A report in the Suddeutsche Zeitung on the conference gave some impression of the real state of European relations. The newspaper wrote: "The atmosphere was sour in the chancellery, with no initial indication of Angela Merkel's confirmations of unity. An invisible web of wounds, mistrust or at least caution spread across the table in the conference room. The Germans had not forgotten that the French had worked on a European form of economic governance against their wishes. The Spaniards cannot be sure if they are really taken seriously by their northern neighbours. All together they swear their adherence to the struggle against protectionism. But is it not the case that Great Britain's premier, Gordon Brown, once demanded ‘British jobs for British workers,' and is it not the case that the industry minister in Spain appealed to the country's citizens ‘to rely on our products, our services and our industries?'"

The disunity between the leading European players in Berlin was underlined by comments made after the meeting by Czech Prime Minister Mirek Topolanek, whose country holds the rotating European Union presidency. Topolanek told reporters that Sunday's talks had exposed deep rifts. "If I put it very gently, the divergence in opinions was rather big.... It was obvious that the four countries representing the EU in the G-20 (France, Germany, Britain, Italy) do not have the same opinion on a number of issues."

In Berlin, Topolanek refused to shake hands with Sarkozy because of the latter's recent threat to French automakers that they would not be subsidised by his government if they sought to produce cars in the Czech Republic.

The hypocrisy of the uniform calls by European leaders to oppose protectionism was especially clear in the case of Brown. On the same day as the Berlin meeting, he gave an interview to the Observer in which he declared that he did not advocate any divide between high street retail banking and riskier investment banking. Instead, he said, the system had to be "refocused."

With British companies complaining they could not get the credit they needed, Brown declared that there had to be a "clearer focus" by British banks to lend primarily to UK firms.
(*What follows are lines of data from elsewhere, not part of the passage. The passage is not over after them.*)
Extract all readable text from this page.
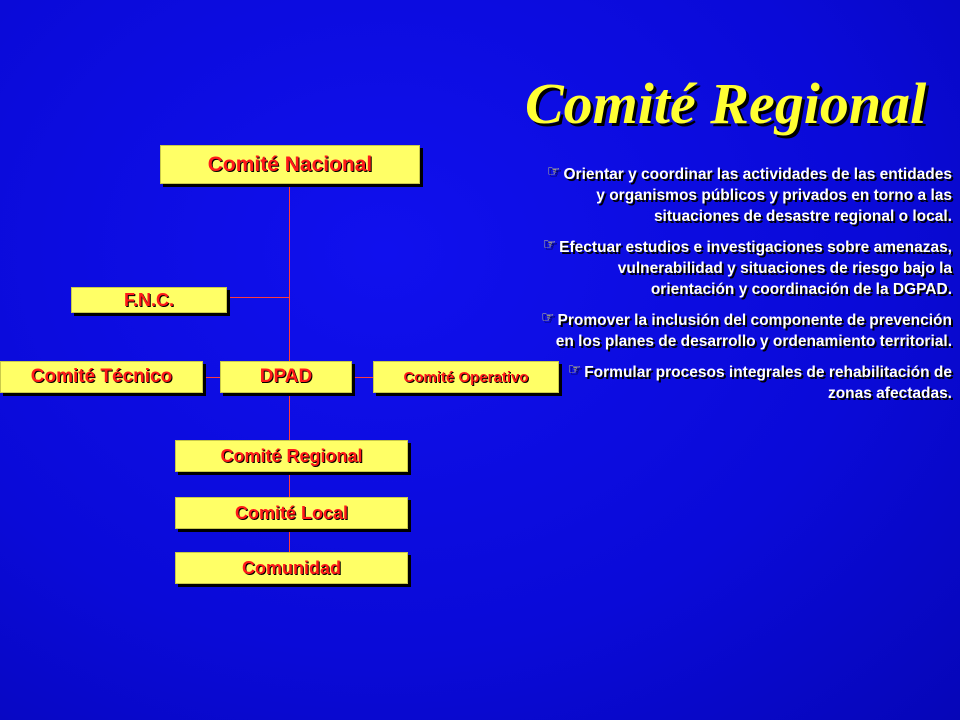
Comité Regional
Comité Nacional
F.N.C.
Comité Técnico	DPAD	Comité Operativo
Comité Regional
Comité Local
Comunidad

☞ Orientar y coordinar las actividades de las entidades y organismos públicos y privados en torno a las situaciones de desastre regional o local.

☞ Efectuar estudios e investigaciones sobre amenazas, vulnerabilidad y situaciones de riesgo bajo la orientación y coordinación de la DGPAD.

☞ Promover la inclusión del componente de prevención en los planes de desarrollo y ordenamiento territorial.

☞ Formular procesos integrales de rehabilitación de zonas afectadas.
Brown and Chancellor of the Exchequer Alistair Darling are planning to announce this week a massive state buy-up of the toxic debts held by British banks. His comments to the Observer confirm that the main purpose of the meeting of European leaders in Berlin was to cover their tracks as they promulgate nationalist policies and prepare to hand out further gigantic sums to the banks.

The protectionist trend in Europe is also underlined by the decision last week by the European Commission not to extend help to Austria, whose banks are particularly hard hit by the collapse of a series of East European economies. The EC turned down an appeal by Austria with the argument that it preferred "a country by country approach" to the crisis.
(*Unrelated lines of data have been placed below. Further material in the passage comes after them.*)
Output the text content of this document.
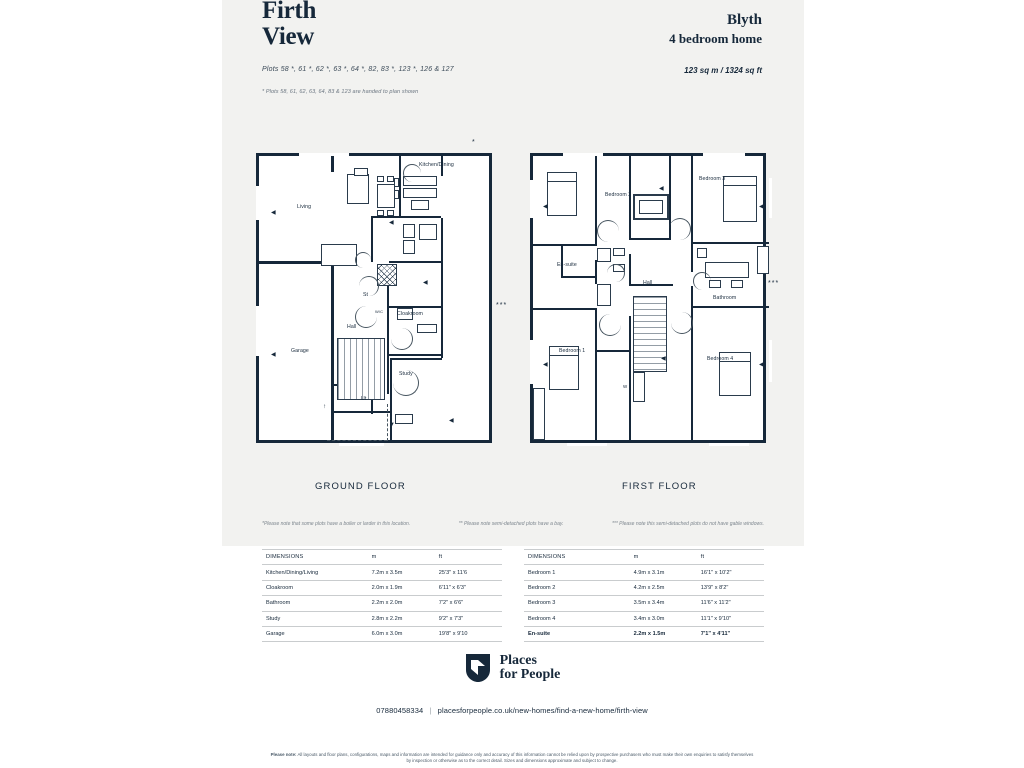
Firth
View
Blyth
4 bedroom home
Plots 58 *, 61 *, 62 *, 63 *, 64 *, 82, 83 *, 123 *, 126 & 127
* Plots 58, 61, 62, 63, 64, 83 & 123 are handed to plan shown
123 sq m / 1324 sq ft
↑
Living
Kitchen/Dining
Garage
Hall
W/C	Cloakroom
Study
St
Ut
◀
◀
◀
◀
◀
▼
*
***
Bedroom 2
Bedroom 3
Bedroom 1
Bedroom 4
En-suite
Bathroom
Hall
W
◀
◀
◀
◀
◀
◀
***
GROUND FLOOR	FIRST FLOOR
*Please note that some plots have a boiler or larder in this location.	** Please note semi-detached plots have a bay.	*** Please note this semi-detached plots do not have gable windows.
DIMENSIONS	m	ft
Kitchen/Dining/Living	7.2m x 3.5m	25'3" x 11'6
Cloakroom	2.0m x 1.9m	6'11" x 6'3"
Bathroom	2.2m x 2.0m	7'2" x 6'6"
Study	2.8m x 2.2m	9'2" x 7'3"
Garage	6.0m x 3.0m	19'8" x 9'10
DIMENSIONS	m	ft
Bedroom 1	4.9m x 3.1m	16'1" x 10'2"
Bedroom 2	4.2m x 2.5m	13'9" x 8'2"
Bedroom 3	3.5m x 3.4m	11'6" x 11'2"
Bedroom 4	3.4m x 3.0m	11'1" x 9'10"
En-suite	2.2m x 1.5m	7'1" x 4'11"
Places
for People
07880458334 | placesforpeople.co.uk/new-homes/find-a-new-home/firth-view
Please note: All layouts and floor plans, configurations, maps and information are intended for guidance only and accuracy of this information cannot be relied upon by prospective purchasers who must make their own enquiries to satisfy themselves by inspection or otherwise as to the correct detail. Sizes and dimensions approximate and subject to change.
Far from being able to develop a common approach to counter and compete with US financial interests, European nations are increasingly reacting to the crisis by embracing economic nationalism in a manner that threatens the break-up of the European Union and the credibility of the European political elite. On the eve of the Berlin summit, a comment in the British Financial Times raised precisely these dangers:

"The succeeding months have seen...the return of once-banished nationalism. Economics is international but even in postmodern Europe the crisis has reminded us politics remains rooted in nation states. Grand declarations of solidarity have been lost to policies shaped by domestic political pressures."
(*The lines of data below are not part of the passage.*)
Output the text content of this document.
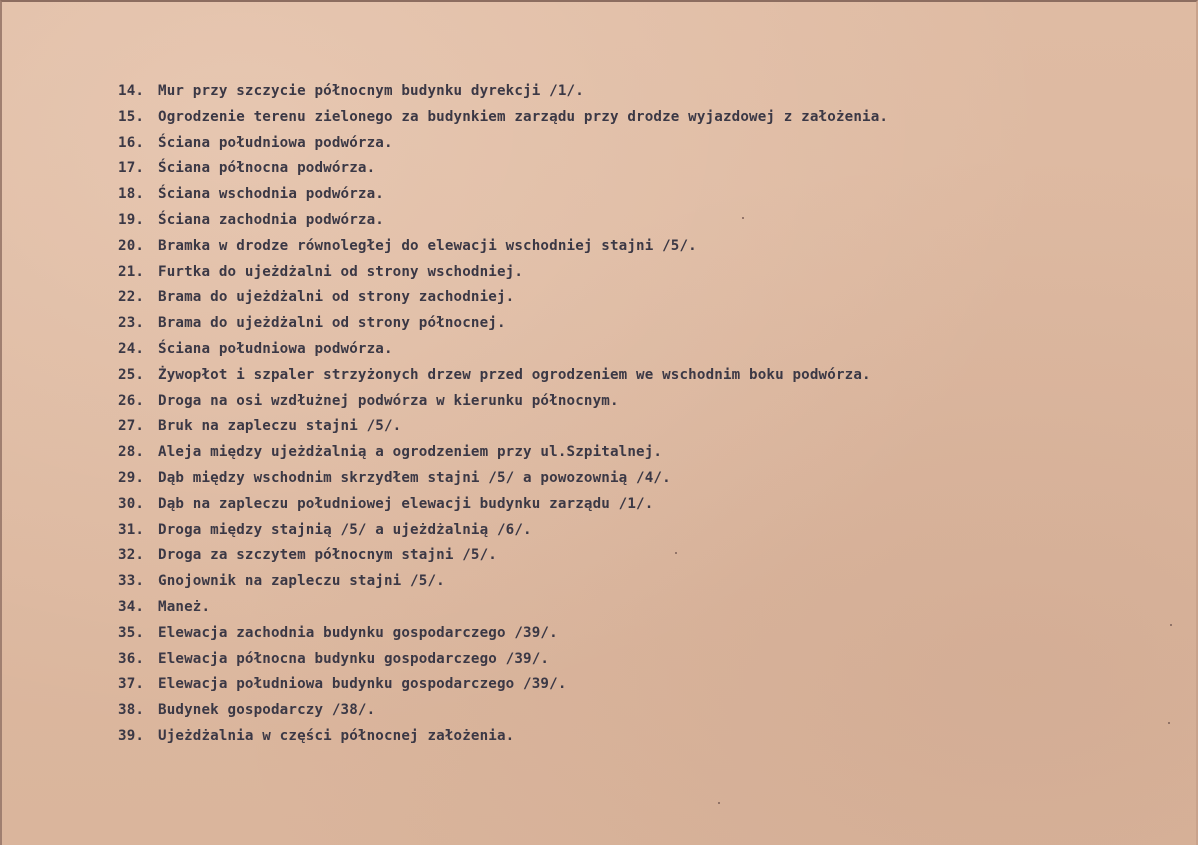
14. Mur przy szczycie północnym budynku dyrekcji /1/.
15. Ogrodzenie terenu zielonego za budynkiem zarządu przy drodze wyjazdowej z założenia.
16. Ściana południowa podwórza.
17. Ściana północna podwórza.
18. Ściana wschodnia podwórza.
19. Ściana zachodnia podwórza.
20. Bramka w drodze równoległej do elewacji wschodniej stajni /5/.
21. Furtka do ujeżdżalni od strony wschodniej.
22. Brama do ujeżdżalni od strony zachodniej.
23. Brama do ujeżdżalni od strony północnej.
24. Ściana południowa podwórza.
25. Żywopłot i szpaler strzyżonych drzew przed ogrodzeniem we wschodnim boku podwórza.
26. Droga na osi wzdłużnej podwórza w kierunku północnym.
27. Bruk na zapleczu stajni /5/.
28. Aleja między ujeżdżalnią a ogrodzeniem przy ul.Szpitalnej.
29. Dąb między wschodnim skrzydłem stajni /5/ a powozownią /4/.
30. Dąb na zapleczu południowej elewacji budynku zarządu /1/.
31. Droga między stajnią /5/ a ujeżdżalnią /6/.
32. Droga za szczytem północnym stajni /5/.
33. Gnojownik na zapleczu stajni /5/.
34. Maneż.
35. Elewacja zachodnia budynku gospodarczego /39/.
36. Elewacja północna budynku gospodarczego /39/.
37. Elewacja południowa budynku gospodarczego /39/.
38. Budynek gospodarczy /38/.
39. Ujeżdżalnia w części północnej założenia.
The FT continued: "The risk now is that, as the recession deepens, popular disturbances become self-sustaining: that a defensive move here fans the embers of nationalism there; that the single market unravels.... For Mr. Brown nothing is more important than the forthcoming summit in London of the Group of 20 nations. Yet what credibility does he, or any other European, possess amid the cacophony of discord within Europe?"